Jul. 26th, 2015

The Blurb On The Back:

I am the perfect weapon.

I kill with a single touch.


Twylla is blessed. The Gods have chosen her to marry a prince, and rule the kingdom. But the favour of the Gods has its price. A deadly poison infuses her skin. Those who anger the queen must die under Twylla’s fatal touch.

Only Lief, an outspoken new guard, can see past Twylla’s chilling role to the girl she truly is.

Yet in a court as dangerous as the queen’s, some truths should not be told …


The Review (Cut For Spoilers): )

The Verdict:

Melinda Salisbury’s debut YA fantasy novel is an intelligently constructed story about first love and betrayal that subverts many of the genre’s clichés. I particularly enjoyed the fact that Salisbury makes women important in her society – the Queen holds political power in the kingdom (with the king reduced to consort) and the Sin Eater holds religious power (if she refuses to eat the dead’s sins then they are doomed to roam for eternity). Twylla’s story arc involves learning lessons from both of these women but at the same time forging her own path. Although the inevitable love triangle element between Twylla, Lief and Merek is skewered in one direction, Salisbury throws enough curve balls so that it doesn’t go as you’d imagine. That said, I did find Twylla an infuriatingly passive character who spends much of the book accepting and doing what she’s told (although this is acknowledged in the story) and the Queen suffers from being two-dimensional as a villain and loses all credibility in the final scenes. I also felt that the on-going significance of the myth of the Sleeping Prince didn’t properly integrate within the wider storyline and as a result, for me, felt rather underdeveloped. That said, the book held my attention from beginning to age and on the strength of this I would definitely check out Salisbury’s next novel.
The Blurb On The Back:

They’re trapped fifty feet down …
And someone wants them six feet under.


The Sanctum is a luxurious, self-sustaining survival condominium situated underground in rural Maine. It’s a plush bolt-hole for the rich and paranoid – a place where they can wait out the apocalypse in style. When a devastating super-flu virus hits the States, several families race to reach it. All have their own motivation for entering The Sanctum. All are hiding secrets.
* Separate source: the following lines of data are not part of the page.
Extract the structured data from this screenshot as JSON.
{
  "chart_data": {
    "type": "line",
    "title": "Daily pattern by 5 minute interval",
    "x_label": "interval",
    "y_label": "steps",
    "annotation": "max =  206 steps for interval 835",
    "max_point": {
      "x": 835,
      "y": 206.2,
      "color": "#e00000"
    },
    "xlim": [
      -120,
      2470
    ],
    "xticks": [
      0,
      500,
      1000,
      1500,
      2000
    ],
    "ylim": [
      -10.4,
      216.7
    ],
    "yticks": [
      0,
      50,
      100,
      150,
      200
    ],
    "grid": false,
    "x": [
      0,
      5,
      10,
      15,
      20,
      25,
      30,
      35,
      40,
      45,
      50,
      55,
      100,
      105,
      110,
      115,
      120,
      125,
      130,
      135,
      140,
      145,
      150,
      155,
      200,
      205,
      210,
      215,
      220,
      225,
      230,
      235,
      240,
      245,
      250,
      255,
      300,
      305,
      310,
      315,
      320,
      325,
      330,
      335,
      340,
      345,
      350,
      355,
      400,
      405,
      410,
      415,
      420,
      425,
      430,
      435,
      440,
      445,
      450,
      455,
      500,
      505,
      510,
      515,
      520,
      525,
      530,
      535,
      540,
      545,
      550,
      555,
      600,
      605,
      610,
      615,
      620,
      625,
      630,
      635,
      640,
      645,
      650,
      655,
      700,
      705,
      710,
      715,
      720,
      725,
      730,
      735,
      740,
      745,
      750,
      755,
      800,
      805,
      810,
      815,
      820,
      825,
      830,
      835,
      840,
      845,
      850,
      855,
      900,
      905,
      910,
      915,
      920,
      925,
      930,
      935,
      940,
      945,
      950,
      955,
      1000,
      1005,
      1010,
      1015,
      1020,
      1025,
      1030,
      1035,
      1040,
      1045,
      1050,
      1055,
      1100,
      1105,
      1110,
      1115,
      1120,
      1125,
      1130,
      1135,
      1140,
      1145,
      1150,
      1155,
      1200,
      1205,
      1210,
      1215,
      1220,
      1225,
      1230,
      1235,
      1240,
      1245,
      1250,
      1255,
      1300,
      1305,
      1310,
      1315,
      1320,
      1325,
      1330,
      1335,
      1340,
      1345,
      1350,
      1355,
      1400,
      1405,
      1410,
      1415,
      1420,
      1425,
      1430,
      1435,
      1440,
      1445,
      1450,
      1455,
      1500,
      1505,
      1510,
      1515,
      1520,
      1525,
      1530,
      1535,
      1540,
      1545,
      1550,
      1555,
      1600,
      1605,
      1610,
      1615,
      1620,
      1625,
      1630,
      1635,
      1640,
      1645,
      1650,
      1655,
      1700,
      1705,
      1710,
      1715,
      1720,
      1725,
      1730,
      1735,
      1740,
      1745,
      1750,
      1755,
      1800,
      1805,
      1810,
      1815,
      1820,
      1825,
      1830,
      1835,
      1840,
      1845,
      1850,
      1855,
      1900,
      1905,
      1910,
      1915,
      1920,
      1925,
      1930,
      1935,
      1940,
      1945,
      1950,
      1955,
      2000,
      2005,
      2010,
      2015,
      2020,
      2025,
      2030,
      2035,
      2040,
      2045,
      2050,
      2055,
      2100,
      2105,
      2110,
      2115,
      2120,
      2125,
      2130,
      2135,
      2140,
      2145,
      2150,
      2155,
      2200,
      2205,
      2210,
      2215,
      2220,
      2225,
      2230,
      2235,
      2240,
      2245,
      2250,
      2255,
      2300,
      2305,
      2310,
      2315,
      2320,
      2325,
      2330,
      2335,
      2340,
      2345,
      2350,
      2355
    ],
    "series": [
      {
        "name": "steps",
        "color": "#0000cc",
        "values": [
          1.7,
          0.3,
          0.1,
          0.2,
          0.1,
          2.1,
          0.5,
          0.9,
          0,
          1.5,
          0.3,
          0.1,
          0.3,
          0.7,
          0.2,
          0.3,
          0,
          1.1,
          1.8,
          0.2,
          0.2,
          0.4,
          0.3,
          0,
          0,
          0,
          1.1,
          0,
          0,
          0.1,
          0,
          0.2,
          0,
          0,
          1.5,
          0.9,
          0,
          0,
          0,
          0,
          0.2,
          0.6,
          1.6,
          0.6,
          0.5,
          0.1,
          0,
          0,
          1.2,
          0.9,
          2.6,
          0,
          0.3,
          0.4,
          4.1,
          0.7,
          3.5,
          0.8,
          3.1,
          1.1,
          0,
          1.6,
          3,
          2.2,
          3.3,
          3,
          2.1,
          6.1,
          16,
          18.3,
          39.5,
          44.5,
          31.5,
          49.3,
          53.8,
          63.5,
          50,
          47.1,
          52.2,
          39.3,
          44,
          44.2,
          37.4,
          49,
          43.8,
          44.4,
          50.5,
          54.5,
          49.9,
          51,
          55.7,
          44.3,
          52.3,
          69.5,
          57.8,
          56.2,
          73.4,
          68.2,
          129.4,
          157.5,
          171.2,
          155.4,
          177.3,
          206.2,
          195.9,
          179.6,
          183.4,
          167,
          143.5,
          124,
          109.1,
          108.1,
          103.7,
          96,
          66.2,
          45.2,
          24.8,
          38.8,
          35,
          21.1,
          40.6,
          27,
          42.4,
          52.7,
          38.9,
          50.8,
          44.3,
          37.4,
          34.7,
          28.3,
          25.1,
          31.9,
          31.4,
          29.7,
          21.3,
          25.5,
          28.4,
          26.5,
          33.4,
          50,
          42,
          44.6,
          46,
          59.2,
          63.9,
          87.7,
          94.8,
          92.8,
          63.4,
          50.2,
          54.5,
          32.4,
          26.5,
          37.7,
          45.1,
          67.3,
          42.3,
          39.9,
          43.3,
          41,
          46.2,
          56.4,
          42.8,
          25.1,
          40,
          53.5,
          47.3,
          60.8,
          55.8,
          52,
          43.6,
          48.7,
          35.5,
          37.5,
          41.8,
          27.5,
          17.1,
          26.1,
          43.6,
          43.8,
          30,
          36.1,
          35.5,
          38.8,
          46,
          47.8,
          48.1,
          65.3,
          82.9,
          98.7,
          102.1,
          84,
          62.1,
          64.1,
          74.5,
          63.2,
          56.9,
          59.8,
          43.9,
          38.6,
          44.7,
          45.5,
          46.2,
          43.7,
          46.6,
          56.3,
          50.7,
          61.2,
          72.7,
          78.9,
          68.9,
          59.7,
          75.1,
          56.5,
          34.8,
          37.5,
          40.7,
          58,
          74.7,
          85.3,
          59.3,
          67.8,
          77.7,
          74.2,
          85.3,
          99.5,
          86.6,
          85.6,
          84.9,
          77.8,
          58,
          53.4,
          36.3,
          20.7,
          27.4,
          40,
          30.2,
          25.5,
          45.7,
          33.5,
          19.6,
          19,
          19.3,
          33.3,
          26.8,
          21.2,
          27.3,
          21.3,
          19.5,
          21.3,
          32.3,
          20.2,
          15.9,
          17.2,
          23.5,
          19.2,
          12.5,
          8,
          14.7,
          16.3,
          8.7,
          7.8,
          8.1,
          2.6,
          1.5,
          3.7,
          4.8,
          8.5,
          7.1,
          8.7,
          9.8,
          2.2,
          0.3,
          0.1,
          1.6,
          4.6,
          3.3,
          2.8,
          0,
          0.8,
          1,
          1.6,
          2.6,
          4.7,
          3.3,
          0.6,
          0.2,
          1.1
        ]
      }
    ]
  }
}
But when the doors lock and a death occurs, they realise that the greatest threat to their survival may not be above ground – it may already be inside …


The Review (Cut For Spoilers): )

The Verdict:

I picked this up because of the premise but S. L. Grey (the pseudonym of Sarah Lotz and Louis Greenberg) has delivered a real disappointment. The “characters” are actually caricatures painted in the broadest of token terms – there’s the rich bitch couple, the half-Korean tech genius kid, the red neck/white trash family (complete with gun toting males and a bible quoting mother), the industrialist with a dark secret and the tragic widowed father unable to bond with his daughter or South African nanny. None of them are believable and with the possible exception of the nanny, Cait, they generally behave in ways that defy credibility given their situation (particularly Leo and Caroline – the privileged couple who pop champagne in between taking pops at each other). The set up that sees them stuck in the bunker is incredibly contrived, as is the development that sees their situation get worse (and which, even on a re-read, makes absolutely no sense at all) and there are predictable scenes (including a sign-posted attempted rape) that made me yawn. It’s almost impossible to care about the victims and the survivors (notably teens Jae and Bonnie) have no chemistry with each other. The plot unfolds with minimal tension precisely because you can’t care about the characters or their predicament and the revelation of whodunnit (when it comes) is clichéd in the extreme. Ultimately, I thought this book was a wasted opportunity and will not rush to check out Grey’s next collaborative effort.

UNDER GROUND was released in the United Kingdom on 16th July 2015. Thanks to the Amazon Vine Programme for the ARC of this book.